About half way up the next block, Chérie turned back toward home. She led the way into the back yard. And, once there, she keep looking up at the door for Honey.
Yes, I’m a little slow. But I finally figured out she wanted her friend to join us on our walk.
Luckily Honey and Mike are very forgiving about being woken up early. So they joined us on our walk. And Cherie was just fine. She needed something to make her feel comfortable, she asked for it the only way she could, and she moved on.
Causing Trouble is a Sign of Fun.
Chérie, with her gimpy back leg and shy manner, might fool some into thinking she’d never get into trouble. But she has a sense of mischief. We’re having to remember we’re now living with a dog with a mild tendency to counter surf. And just a few moments ago, Chérie did something sly.
She walked up to the living room table, took a little sniff, and ever so gently took my bookmark out of the book I was reading with her teeth. She looked back at me with a silly gleam in her eye and deposited it on the rug. Chérie looked at the bookmark for a few seconds as if she was thinking of shredding it but decided not to.
It’s good to see her causing little bits of trouble.
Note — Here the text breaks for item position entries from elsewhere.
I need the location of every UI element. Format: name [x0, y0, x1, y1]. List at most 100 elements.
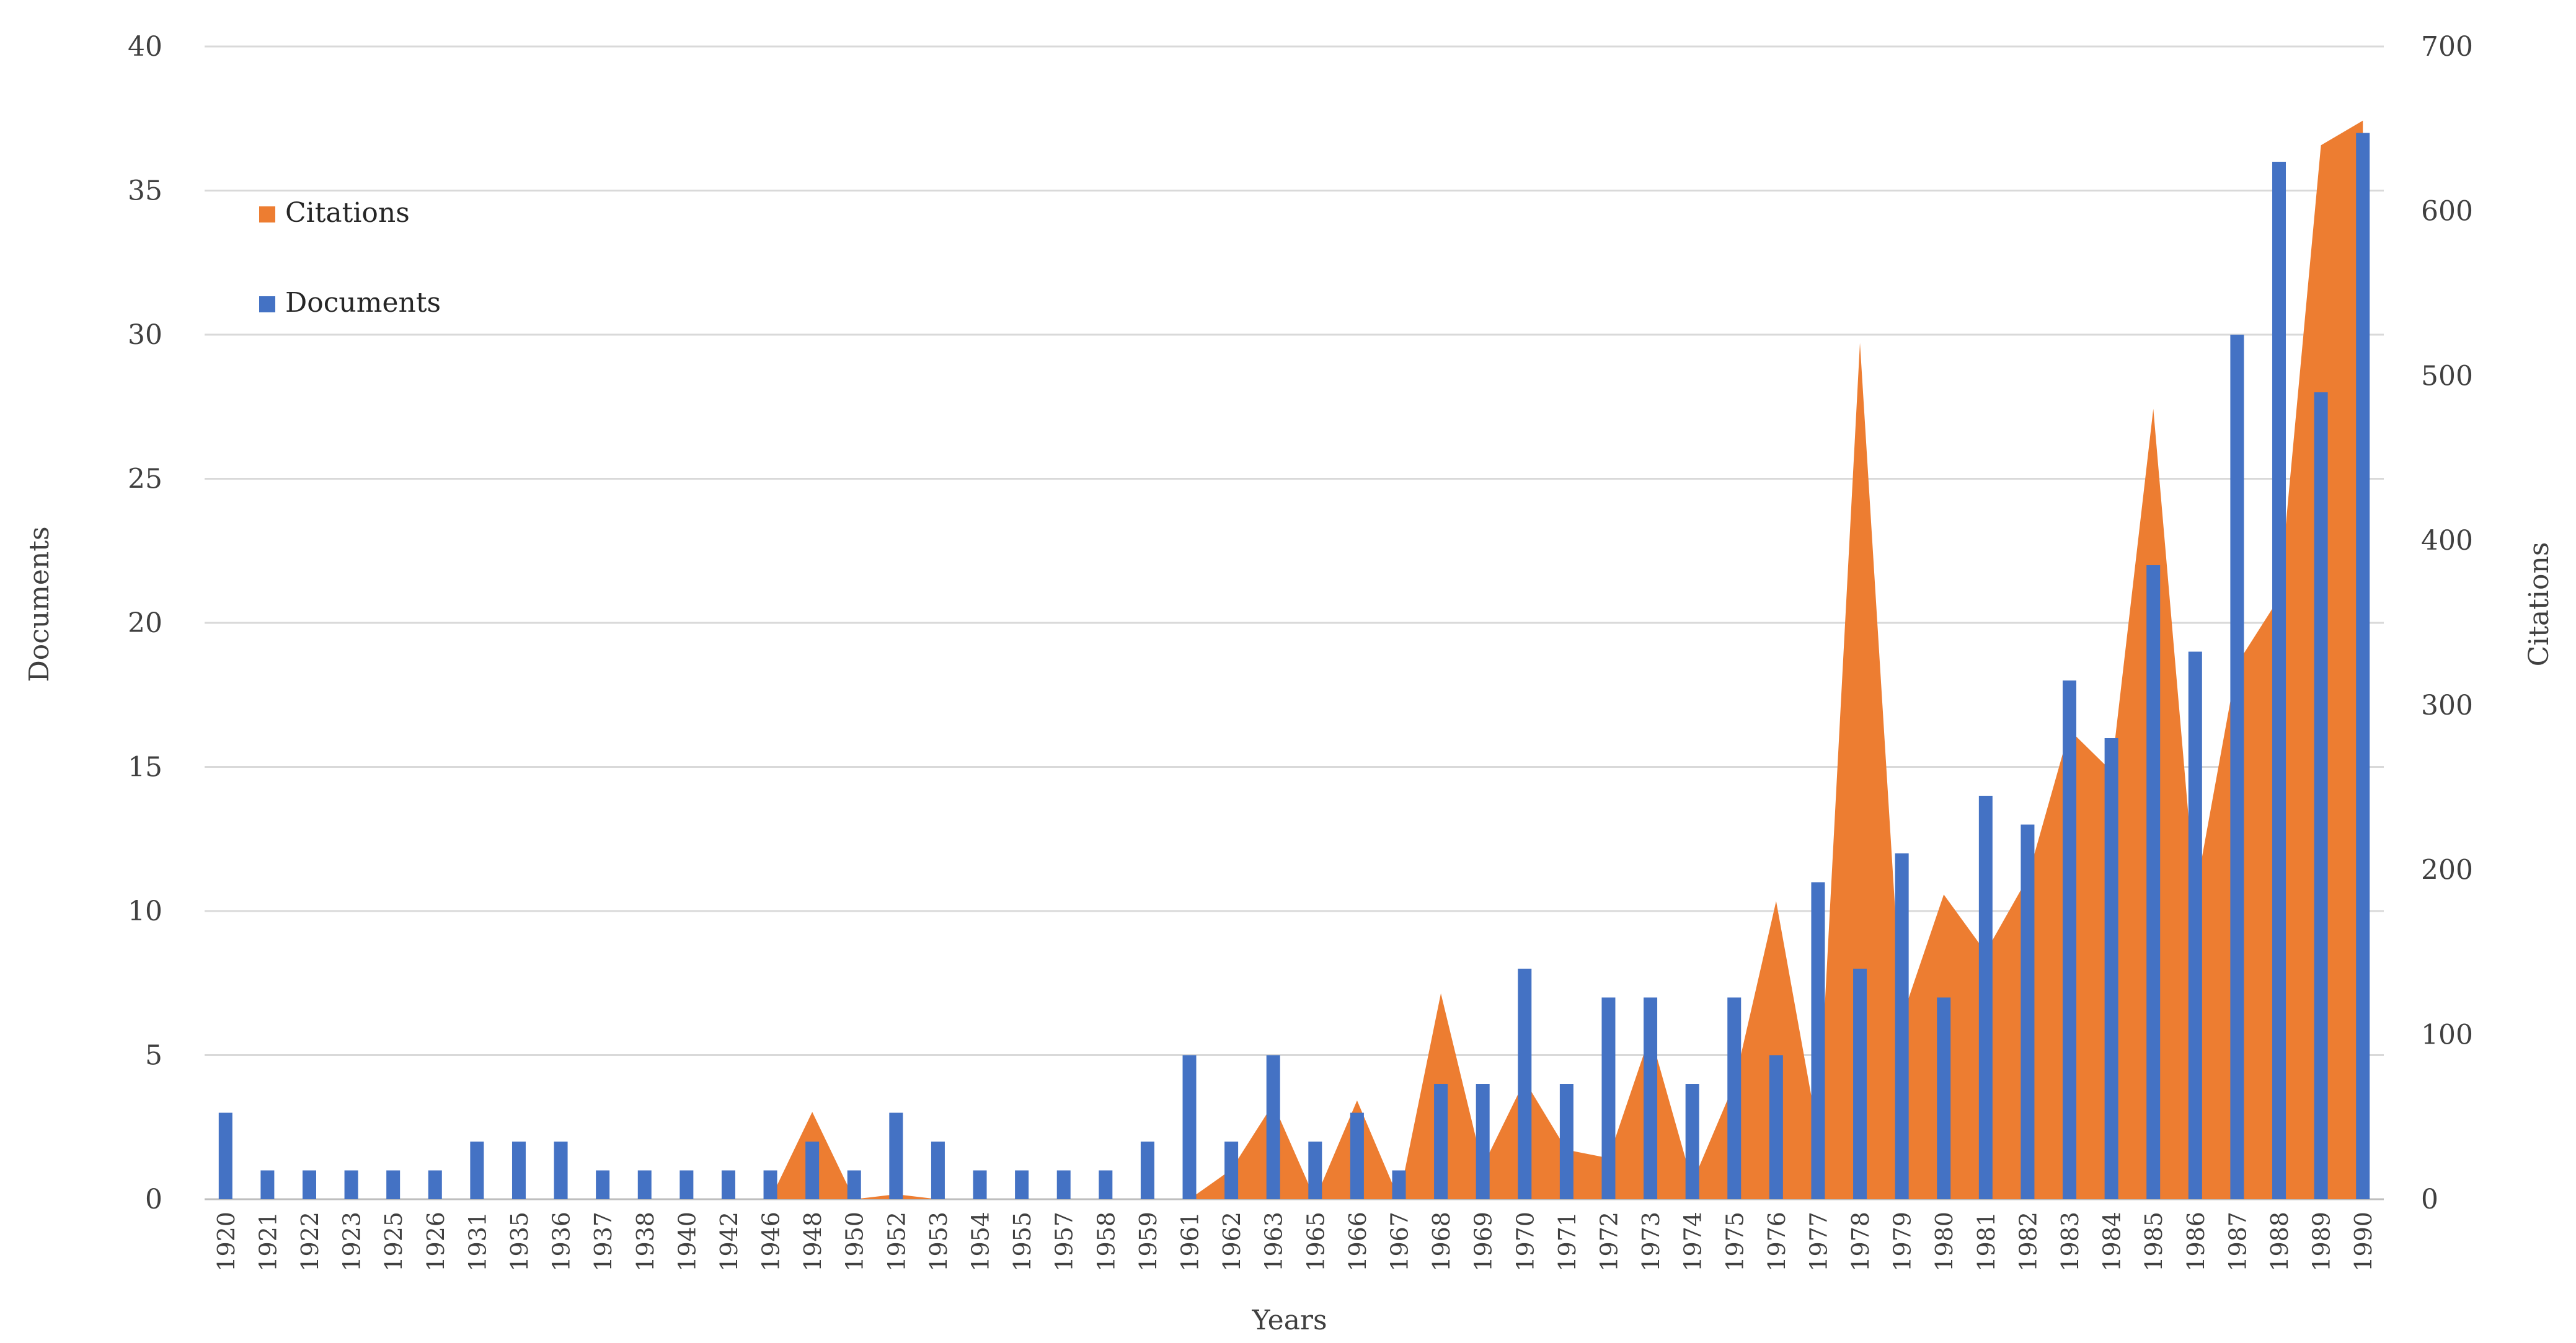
x-tick-label: 1952	[883, 1212, 910, 1272]
x-tick-label: 1955	[1009, 1212, 1036, 1272]
x-tick-label: 1959	[1135, 1212, 1162, 1272]
x-tick-label: 1975	[1721, 1212, 1748, 1272]
x-axis-ticks: 1920 1921 1922 1923 1925 1926 1931 1935 1936 1937…	[213, 1212, 2377, 1272]
documents-bar	[1937, 997, 1951, 1199]
citations-area-layer	[225, 120, 2363, 1200]
documents-bar	[1769, 1055, 1783, 1199]
y-tick-label: 20	[128, 607, 162, 639]
x-tick-label: 1970	[1512, 1212, 1539, 1272]
gridlines	[205, 45, 2384, 1200]
documents-bar	[1518, 969, 1532, 1199]
y-tick-label: 25	[128, 464, 162, 495]
y2-tick-label: 300	[2421, 690, 2473, 721]
right-axis-ticks: 0 100 200 300 400 500 600 700	[2421, 31, 2473, 1215]
x-tick-label: 1935	[506, 1212, 533, 1272]
documents-bar	[1182, 1055, 1197, 1199]
documents-bar	[1978, 796, 1993, 1199]
documents-bar	[1140, 1142, 1154, 1199]
documents-bar	[1895, 853, 1909, 1199]
documents-bar	[1644, 997, 1658, 1199]
y-tick-label: 15	[128, 752, 162, 783]
x-axis-title: Years	[1251, 1305, 1327, 1336]
documents-bar	[847, 1170, 861, 1199]
x-tick-label: 1969	[1470, 1212, 1497, 1272]
documents-bar	[1434, 1084, 1448, 1199]
x-tick-label: 1921	[254, 1212, 281, 1272]
x-tick-label: 1989	[2308, 1212, 2335, 1272]
documents-bar	[596, 1170, 610, 1199]
legend: Citations Documents	[259, 197, 441, 319]
x-tick-label: 1962	[1218, 1212, 1246, 1272]
documents-bar	[386, 1170, 401, 1199]
documents-bar	[805, 1142, 820, 1199]
documents-bar	[218, 1112, 232, 1199]
documents-bar	[763, 1170, 777, 1199]
documents-bar	[1015, 1170, 1029, 1199]
documents-bar	[2314, 392, 2328, 1199]
x-tick-label: 1990	[2350, 1212, 2377, 1272]
documents-bar	[2104, 738, 2118, 1199]
documents-bar	[973, 1170, 987, 1199]
documents-bar	[2356, 133, 2370, 1199]
y2-tick-label: 200	[2421, 855, 2473, 886]
documents-bar	[1224, 1142, 1239, 1199]
x-tick-label: 1961	[1177, 1212, 1204, 1272]
x-tick-label: 1925	[380, 1212, 407, 1272]
x-tick-label: 1988	[2266, 1212, 2293, 1272]
x-tick-label: 1948	[799, 1212, 826, 1272]
x-tick-label: 1978	[1847, 1212, 1874, 1272]
x-tick-label: 1922	[296, 1212, 324, 1272]
documents-bar	[1476, 1084, 1490, 1199]
documents-bar	[931, 1142, 945, 1199]
documents-bar	[2272, 162, 2286, 1199]
documents-bar	[1853, 969, 1867, 1199]
x-tick-label: 1981	[1973, 1212, 2000, 1272]
x-tick-label: 1979	[1889, 1212, 1916, 1272]
documents-bar	[260, 1170, 275, 1199]
documents-bar	[889, 1112, 903, 1199]
y-axis-title: Documents	[24, 526, 55, 682]
x-tick-label: 1972	[1595, 1212, 1622, 1272]
y2-tick-label: 600	[2421, 196, 2473, 227]
x-tick-label: 1963	[1260, 1212, 1288, 1272]
x-tick-label: 1982	[2014, 1212, 2042, 1272]
x-tick-label: 1937	[590, 1212, 617, 1272]
x-tick-label: 1958	[1092, 1212, 1120, 1272]
documents-bar	[1392, 1170, 1406, 1199]
documents-bar	[344, 1170, 358, 1199]
documents-bar	[1308, 1142, 1322, 1199]
y2-tick-label: 100	[2421, 1019, 2473, 1050]
x-tick-label: 1926	[422, 1212, 449, 1272]
y2-tick-label: 700	[2421, 31, 2473, 63]
x-tick-label: 1967	[1386, 1212, 1413, 1272]
x-tick-label: 1966	[1344, 1212, 1371, 1272]
documents-bar	[637, 1170, 652, 1199]
x-tick-label: 1977	[1805, 1212, 1832, 1272]
x-tick-label: 1920	[213, 1212, 240, 1272]
y2-axis-title: Citations	[2523, 542, 2555, 667]
documents-bar	[2230, 335, 2244, 1199]
y-tick-label: 40	[128, 31, 162, 63]
x-tick-label: 1973	[1637, 1212, 1665, 1272]
citations-area	[225, 120, 2363, 1200]
documents-bar	[2021, 824, 2035, 1199]
x-tick-label: 1954	[967, 1212, 994, 1272]
x-tick-label: 1965	[1302, 1212, 1329, 1272]
documents-bar	[1559, 1084, 1573, 1199]
documents-bar	[721, 1170, 735, 1199]
documents-bar	[1099, 1170, 1113, 1199]
documents-bar	[1727, 997, 1742, 1199]
documents-bar	[1601, 997, 1616, 1199]
left-axis-ticks: 0 5 10 15 20 25 30 35 40	[128, 31, 162, 1215]
documents-bar	[470, 1142, 484, 1199]
x-tick-label: 1971	[1554, 1212, 1581, 1272]
x-tick-label: 1931	[464, 1212, 491, 1272]
x-tick-label: 1950	[841, 1212, 869, 1272]
y-tick-label: 10	[128, 896, 162, 927]
y2-tick-label: 500	[2421, 360, 2473, 392]
x-tick-label: 1953	[925, 1212, 952, 1272]
y-tick-label: 0	[145, 1184, 162, 1215]
documents-bar	[511, 1142, 526, 1199]
x-tick-label: 1980	[1931, 1212, 1958, 1272]
x-tick-label: 1987	[2224, 1212, 2251, 1272]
Especially since she listens so well when she’s doing something we really don’t want her to do.
Her sense of mischief shows us just how resilient this young pup is.
Foster Dogs Teach Us Resilience.
Let’s face it. No one has a life free of problems.
But, if we can learn to recover quickly from setbacks, we’ll be much more successful in life.
Neither my husband or I are emotionally resilient. We have a strong tendency to hang on to our hurts. And that’s not good. It’s a big time waster for one.
That’s why we’re both trying to learn how to bounce back quickly when things pull us down. We can’t change the things that happen to us in this world. But we can control our reactions to them.
Luckily we have a good tutor in having a positive attitude in Chérie.
She’s Gonna Be Just Fine.
Because of her resilience, Chérie is going to be great when she finds her new family.
- She’s friendly to every person she meets.
- She greets dogs easily and without excitement.
- Although she’s unsure of new things, she doesn’t let that stop her from exploring her world. I’d call her Cautious Curious.
- Her gait draws notice from everyone who sees her. But her old injury doesn’t seem to cause her pain and it certainly doesn’t keep her from enjoying her walks.
- She’s affectionate and loves to cuddle.
Chérie is a dog who bounces but doesn’t break. I want to be more like her.